Ocean Currents and Global Warming


    In News

    • According to a recent study, cold ocean currents have sheltered the Galápagos Islands from global warming.

    Key Findings of Study

    • Overcoming Global Warming:
      • The islands are protected from an otherwise warming Pacific Ocean by a cold, eastward equatorial ocean current and this current has been gaining strength for decades.
      • The temperatures in waters along the west coast of the Galápagos have dropped by 0.5 degrees Celsius since the early 1990s.
      • There’s a tug of war between global warming and the cold ocean current. Right now, the ocean current is winning — it’s getting cooler year after year.
    • Importance of Phenomenon:
      • This phenomenon is a cause for cautious optimism for the Galápagos Islands.
      • Flora and fauna of the Galápagos could assist reseed failing ecosystems and maintain the region’s fisheries.
      • Corals do not bleach and die in these waters off the west coast of Ecuador. So, the marine food chain does not suffer, unlike in the warm waters nearby.
      • As the Galápagos so far has been relatively unaffected by climate change, it’s worth looking at the Galápagos as a potential site to really try to put some climate change mitigation efforts into.


    Significance of Ocean Current

    • Nutrient-rich Water: The equatorial undercurrent in the Pacific Ocean is bound to the equator by the force of the planet’s rotation. 
      • Under the ocean’s surface, a swift circulation of cold, nutrient-rich water flows from west to east.
      • Some of this water is forced to the surface when it reaches the Galápagos Islands. 
      • The nutrient-rich water triggers photosynthesis and leads to an explosion of food for a wide variety of animals.
    • Stability for Coral Reefs: The cold ocean current creates a cooler, more stable environment for coral reefs and marine life and birds that often live much closer to the poles. 
    • Position from Equator: From space, the Galápagos may appear to be a collection of minuscule specks in the eastern Pacific Ocean. However, it is their precise position on the equator that makes them significant.
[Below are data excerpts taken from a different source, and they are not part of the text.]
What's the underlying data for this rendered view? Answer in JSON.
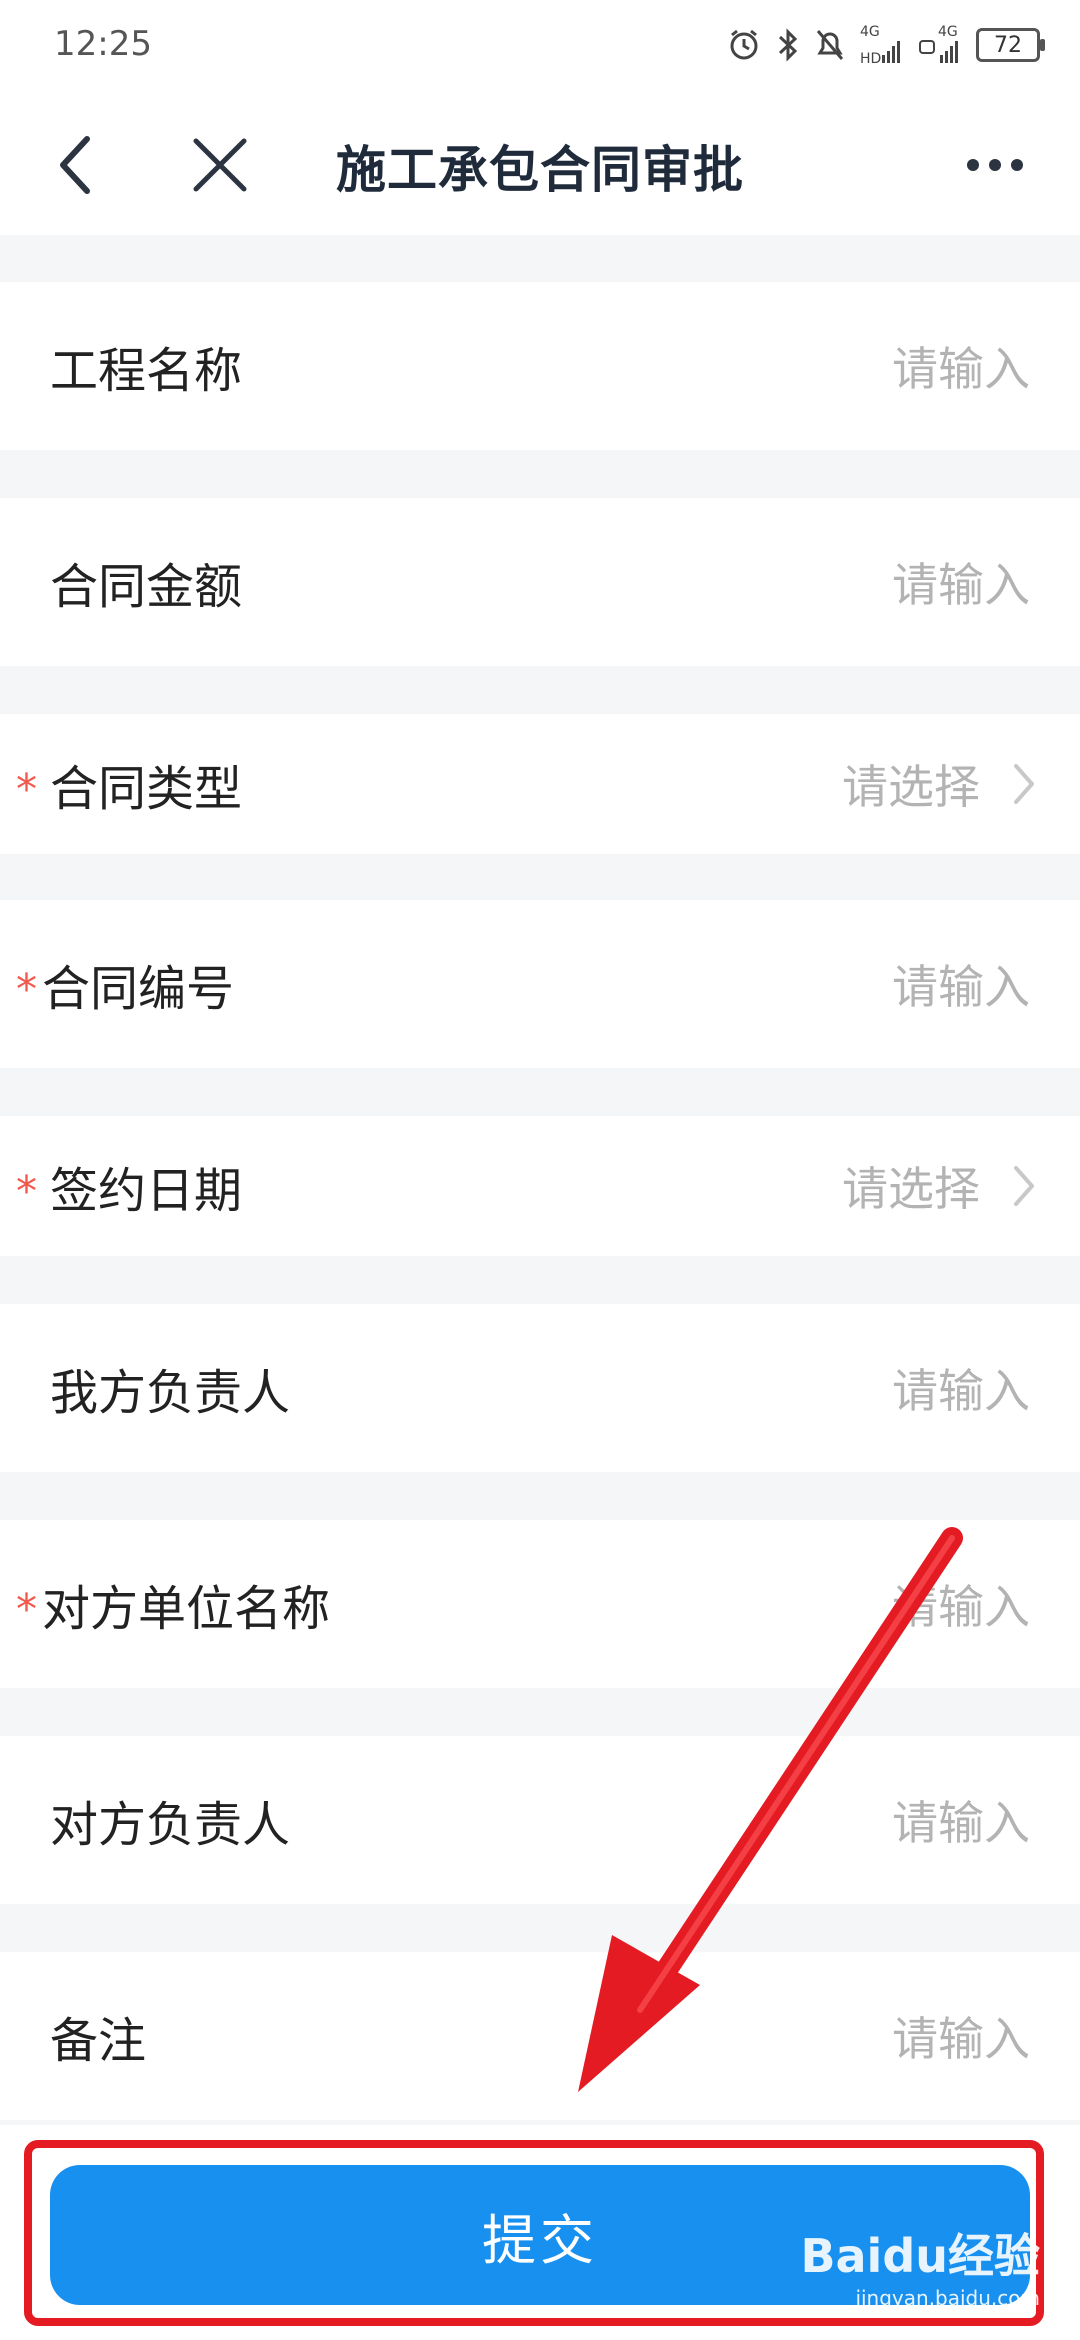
{
  "status_bar": {
    "time": "12:25",
    "network1": "4G",
    "network2": "4G",
    "battery": "72"
  },
  "nav": {
    "title": "施工承包合同审批"
  },
  "form": {
    "rows": [
      {
        "label": "工程名称",
        "placeholder": "请输入",
        "required": false
      },
      {
        "label": "合同金额",
        "placeholder": "请输入",
        "required": false
      },
      {
        "label": "合同类型",
        "placeholder": "请选择",
        "required": true
      },
      {
        "label": "合同编号",
        "placeholder": "请输入",
        "required": true
      },
      {
        "label": "签约日期",
        "placeholder": "请选择",
        "required": true
      },
      {
        "label": "我方负责人",
        "placeholder": "请输入",
        "required": false
      },
      {
        "label": "对方单位名称",
        "placeholder": "请输入",
        "required": true
      },
      {
        "label": "对方负责人",
        "placeholder": "请输入",
        "required": false
      },
      {
        "label": "备注",
        "placeholder": "请输入",
        "required": false
      }
    ],
    "required_mark": "*"
  },
  "submit": {
    "label": "提交"
  },
  "watermark": {
    "logo": "Baidu经验",
    "sub": "jingyan.baidu.com"
  },
  "colors": {
    "accent": "#1890f0",
    "required": "#f0594c",
    "highlight": "#e41b23"
  }
}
    Image Courtesy: Ces.Fau


    • Future of Current: The worry is if in the future there are changes in this current, it could be really devastating for the ecosystem.
    • Regulation of Overfishing: The island group is certainly in need of greater protection from overfishing as well as the pressures of growing eco-tourism.
    • Human Pressures: The human pressures on this area and the mechanism that keeps it alive are at odds. It’s a major resource that should be protected.
    • Adverse Impact of El Niño: El Niño poses a threat to the island group. It shuts down the cold current every couple of years, causing penguin populations to collapse. El Niño is a climate pattern that causes unusual warming of surface waters in the eastern tropical Pacific Ocean.
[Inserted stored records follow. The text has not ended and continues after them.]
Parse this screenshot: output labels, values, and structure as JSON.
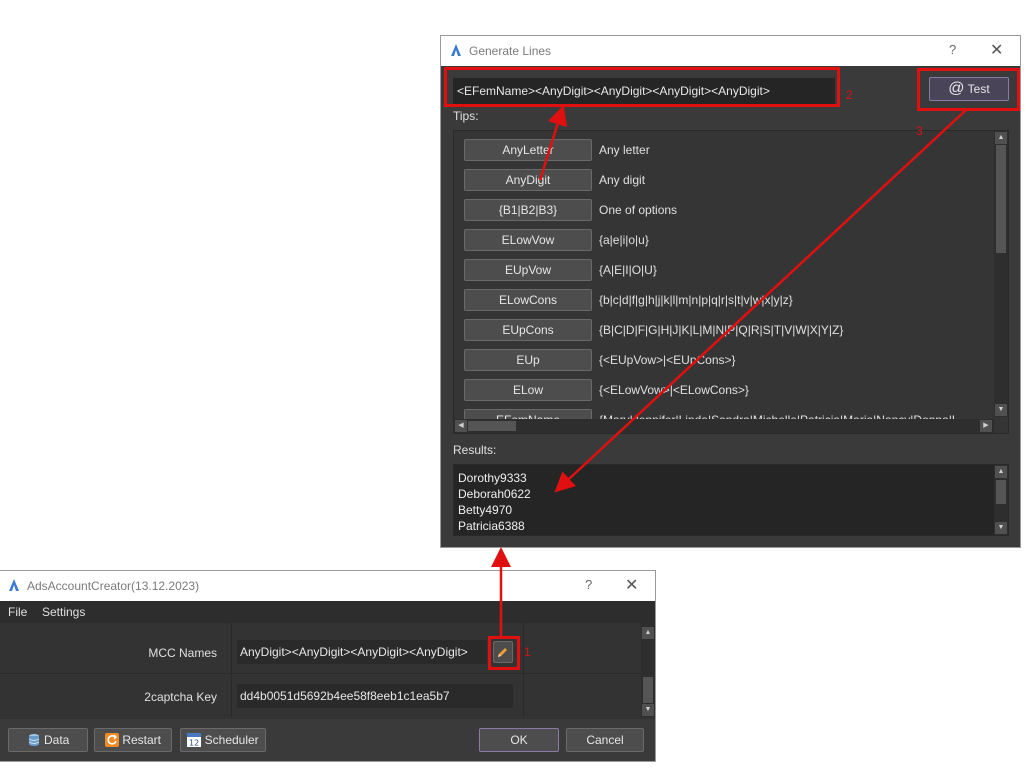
{
  "gen": {
    "title": "Generate Lines",
    "help": "?",
    "close": "✕",
    "pattern": "<EFemName><AnyDigit><AnyDigit><AnyDigit><AnyDigit>",
    "test_label": "Test",
    "tips_label": "Tips:",
    "tips": [
      {
        "btn": "AnyLetter",
        "desc": "Any letter"
      },
      {
        "btn": "AnyDigit",
        "desc": "Any digit"
      },
      {
        "btn": "{B1|B2|B3}",
        "desc": "One of options"
      },
      {
        "btn": "ELowVow",
        "desc": "{a|e|i|o|u}"
      },
      {
        "btn": "EUpVow",
        "desc": "{A|E|I|O|U}"
      },
      {
        "btn": "ELowCons",
        "desc": "{b|c|d|f|g|h|j|k|l|m|n|p|q|r|s|t|v|w|x|y|z}"
      },
      {
        "btn": "EUpCons",
        "desc": "{B|C|D|F|G|H|J|K|L|M|N|P|Q|R|S|T|V|W|X|Y|Z}"
      },
      {
        "btn": "EUp",
        "desc": "{<EUpVow>|<EUpCons>}"
      },
      {
        "btn": "ELow",
        "desc": "{<ELowVow>|<ELowCons>}"
      },
      {
        "btn": "EFemName",
        "desc": "{Mary|Jennifer|Linda|Sandra|Michelle|Patricia|Maria|Nancy|Donna|L"
      }
    ],
    "results_label": "Results:",
    "results": [
      "Dorothy9333",
      "Deborah0622",
      "Betty4970",
      "Patricia6388"
    ]
  },
  "main": {
    "title": "AdsAccountCreator(13.12.2023)",
    "help": "?",
    "close": "✕",
    "menu": [
      "File",
      "Settings"
    ],
    "rows": [
      {
        "label": "MCC Names",
        "value": "AnyDigit><AnyDigit><AnyDigit><AnyDigit>"
      },
      {
        "label": "2captcha Key",
        "value": "dd4b0051d5692b4ee58f8eeb1c1ea5b7"
      }
    ],
    "buttons": {
      "data": "Data",
      "restart": "Restart",
      "scheduler": "Scheduler",
      "ok": "OK",
      "cancel": "Cancel"
    }
  },
  "annotations": [
    "1",
    "2",
    "3"
  ],
  "colors": {
    "highlight": "#e01010",
    "window_bg": "#3a3a3a",
    "field_bg": "#252525"
  }
}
    Impact of Climate Change on Ocean Currents

    • Influx of Warm Freshwater: Climate change leading to increases in ocean temperatures, evaporation of seawater, and glacial and sea ice melting could create an influx of warm freshwater onto the ocean surface. 
    • Blocking Ice Formation: This would further block the formation of sea ice and disrupt the sinking of denser cold, salty water. 
    • Excess Heat in Atmosphere: The shallow, speedy currents could ultimately limit how much heat the ocean can absorb, causing more of that excess heat to remain in the atmosphere. 
    • Altering Global Temperatures: These events could slow or even stop the ocean conveyor belt, which would result in global climate changes that could include drastic decreases in Europe’s temperatures due to a disruption of the Gulf Stream.
    • Affecting Marine Biodiversity: Marine microbes and wildlife could be subjected to shallower, hotter, and faster surface waters.


    • Ocean currents can regulate global climate, helping to counteract the uneven distribution of solar radiation reaching Earth’s surface. 
    • Without currents in the ocean, regional temperatures would be more extreme — super hot at the equator and frigid toward the poles — and much less of Earth’s land would be habitable.

    Galápagos Islands

    • An archipelago of volcanic islands.
    • They are distributed on each side of the equator in the Pacific Ocean.
    • The second-largest marine reserve in the world and contributed to the inception of Darwin’s theory of evolution. 
    • They designated as a UNESCO World Heritage Site and described as a “living museum and showcase of evolution.”
    • The island is a biodiverse ecosystem — home to several endangered species. 
    • Galápagos is home to the critically endangered — Galápagos penguin, Galápagos fur seal and Galápagos sea lion.